Comment on Is the Fediverse stalling?
rglullis@communick.news 3 days agoOIDC gives you federated login, but no portable identity…
Comment on Is the Fediverse stalling?
rglullis@communick.news 3 days agoOIDC gives you federated login, but no portable identity…
muntedcrocodile@hilariouschaos.com 3 days ago
Oidc is the protocol by which auth can happen its the evolution of oauth. U need to build some kind of decentralised ledger then u set up a server that checks that ledger against the user provided auth then u simply make this server have an oidc endpoint allowing it to be plug and play with existing fediverse services.
rglullis@communick.news 3 days ago
My point is: if you have a ledger that the user controls and can use to redirect to different auth endpoints, then you don’t need oauth. You just use the record in the ledger as the authentication mechanism directly.
muntedcrocodile@hilariouschaos.com 3 days ago
Yeah exactly. But instead of having to implement that auth process in every different fediverse service in however many different languages u simply write it once with an oidc endpoint and all fediverse services can run it as a container in their stack.

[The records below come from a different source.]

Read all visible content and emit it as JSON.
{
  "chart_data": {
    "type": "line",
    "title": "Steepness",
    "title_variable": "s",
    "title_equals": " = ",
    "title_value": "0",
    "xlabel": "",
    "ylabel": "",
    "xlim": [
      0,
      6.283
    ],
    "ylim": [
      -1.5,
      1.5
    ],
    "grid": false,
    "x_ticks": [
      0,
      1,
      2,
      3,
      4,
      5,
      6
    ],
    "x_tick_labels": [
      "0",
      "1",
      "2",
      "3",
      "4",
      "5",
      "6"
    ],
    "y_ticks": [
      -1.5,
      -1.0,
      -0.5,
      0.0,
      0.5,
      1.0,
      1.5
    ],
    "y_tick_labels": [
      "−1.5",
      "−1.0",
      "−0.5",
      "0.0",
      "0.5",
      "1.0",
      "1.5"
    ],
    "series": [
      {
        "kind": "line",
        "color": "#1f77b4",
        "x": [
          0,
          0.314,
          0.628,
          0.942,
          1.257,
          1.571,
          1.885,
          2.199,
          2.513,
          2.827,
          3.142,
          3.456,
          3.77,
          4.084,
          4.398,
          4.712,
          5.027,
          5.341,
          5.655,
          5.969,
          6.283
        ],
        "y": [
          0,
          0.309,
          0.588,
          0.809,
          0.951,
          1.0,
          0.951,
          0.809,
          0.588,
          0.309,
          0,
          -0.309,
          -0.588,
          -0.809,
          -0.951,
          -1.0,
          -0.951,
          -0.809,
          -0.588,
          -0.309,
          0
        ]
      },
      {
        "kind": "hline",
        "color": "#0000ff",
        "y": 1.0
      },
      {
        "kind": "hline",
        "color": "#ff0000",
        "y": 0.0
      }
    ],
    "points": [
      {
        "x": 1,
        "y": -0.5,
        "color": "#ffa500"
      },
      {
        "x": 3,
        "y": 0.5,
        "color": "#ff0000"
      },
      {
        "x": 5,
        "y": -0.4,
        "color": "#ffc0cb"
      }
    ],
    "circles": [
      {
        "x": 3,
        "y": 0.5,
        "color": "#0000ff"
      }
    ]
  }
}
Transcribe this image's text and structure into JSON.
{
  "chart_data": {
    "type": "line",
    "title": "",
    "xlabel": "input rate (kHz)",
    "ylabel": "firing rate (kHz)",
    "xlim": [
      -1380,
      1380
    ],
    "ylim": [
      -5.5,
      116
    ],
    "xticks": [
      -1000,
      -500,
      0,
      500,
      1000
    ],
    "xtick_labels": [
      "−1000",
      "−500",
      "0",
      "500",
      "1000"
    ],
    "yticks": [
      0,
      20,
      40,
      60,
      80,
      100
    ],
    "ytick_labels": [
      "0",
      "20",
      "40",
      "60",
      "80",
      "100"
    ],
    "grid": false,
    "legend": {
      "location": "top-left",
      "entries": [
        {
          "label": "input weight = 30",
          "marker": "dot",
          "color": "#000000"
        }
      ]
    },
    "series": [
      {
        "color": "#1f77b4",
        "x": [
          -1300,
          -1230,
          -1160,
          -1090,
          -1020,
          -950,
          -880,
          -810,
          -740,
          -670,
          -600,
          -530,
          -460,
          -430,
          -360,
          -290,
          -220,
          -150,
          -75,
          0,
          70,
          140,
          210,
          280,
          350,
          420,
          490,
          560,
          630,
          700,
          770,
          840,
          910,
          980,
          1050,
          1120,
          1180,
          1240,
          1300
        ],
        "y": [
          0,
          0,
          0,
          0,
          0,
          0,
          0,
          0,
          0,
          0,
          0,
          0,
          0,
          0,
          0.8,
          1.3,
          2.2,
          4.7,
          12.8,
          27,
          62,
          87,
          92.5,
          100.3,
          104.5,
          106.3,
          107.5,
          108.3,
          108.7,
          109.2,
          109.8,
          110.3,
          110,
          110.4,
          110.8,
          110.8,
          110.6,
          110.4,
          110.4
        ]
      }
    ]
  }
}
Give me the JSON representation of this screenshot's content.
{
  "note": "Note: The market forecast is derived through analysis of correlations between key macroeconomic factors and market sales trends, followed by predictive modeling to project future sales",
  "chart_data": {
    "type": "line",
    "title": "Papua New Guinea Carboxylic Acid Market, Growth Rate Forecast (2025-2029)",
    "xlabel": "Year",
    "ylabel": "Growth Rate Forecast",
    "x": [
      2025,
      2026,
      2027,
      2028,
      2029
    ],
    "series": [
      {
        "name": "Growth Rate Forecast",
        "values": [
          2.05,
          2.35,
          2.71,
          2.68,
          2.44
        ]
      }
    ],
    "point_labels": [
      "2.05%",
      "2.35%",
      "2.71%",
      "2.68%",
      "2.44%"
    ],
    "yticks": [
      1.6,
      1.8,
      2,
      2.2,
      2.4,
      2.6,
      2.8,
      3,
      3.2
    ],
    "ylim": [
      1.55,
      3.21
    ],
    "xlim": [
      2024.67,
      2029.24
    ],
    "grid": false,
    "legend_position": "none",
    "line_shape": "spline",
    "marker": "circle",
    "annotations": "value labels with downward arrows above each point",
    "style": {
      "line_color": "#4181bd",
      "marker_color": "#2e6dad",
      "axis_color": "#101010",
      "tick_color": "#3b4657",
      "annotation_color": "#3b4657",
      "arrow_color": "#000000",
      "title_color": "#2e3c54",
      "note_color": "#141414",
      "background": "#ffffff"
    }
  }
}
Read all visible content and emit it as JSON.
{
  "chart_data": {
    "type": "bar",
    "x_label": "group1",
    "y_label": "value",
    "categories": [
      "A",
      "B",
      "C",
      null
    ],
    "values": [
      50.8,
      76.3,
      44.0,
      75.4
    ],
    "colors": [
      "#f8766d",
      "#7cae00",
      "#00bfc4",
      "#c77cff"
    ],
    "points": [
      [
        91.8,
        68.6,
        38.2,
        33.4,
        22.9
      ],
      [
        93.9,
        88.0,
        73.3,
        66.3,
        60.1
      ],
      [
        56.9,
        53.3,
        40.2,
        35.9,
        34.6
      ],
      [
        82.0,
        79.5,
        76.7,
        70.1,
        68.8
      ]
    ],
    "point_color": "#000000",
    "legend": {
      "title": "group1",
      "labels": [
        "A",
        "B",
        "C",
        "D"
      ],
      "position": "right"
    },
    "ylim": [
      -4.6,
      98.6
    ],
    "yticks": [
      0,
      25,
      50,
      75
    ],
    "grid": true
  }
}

It makes implementing such auth system a simple config change and updating a docker compose to add a new service.
rglullis@communick.news 3 days ago
It looks like we are talking past one-another.
What I am trying to say is that “getting the user to complete a login” is not the novel part that is missing. What we are missing is a way for the user to have control over their actor ID, so that they use the same id regardless of what user that id is delegated to.
So, unless I am misunderstanding you, what you are proposing is an OIDC provider which could be used to authenticate on any other service. That’s good, but it doesn’t solve the problem that if we had an unified OIDC provider without a DID, all of the actor ids would end up dependent on the OIDC provider.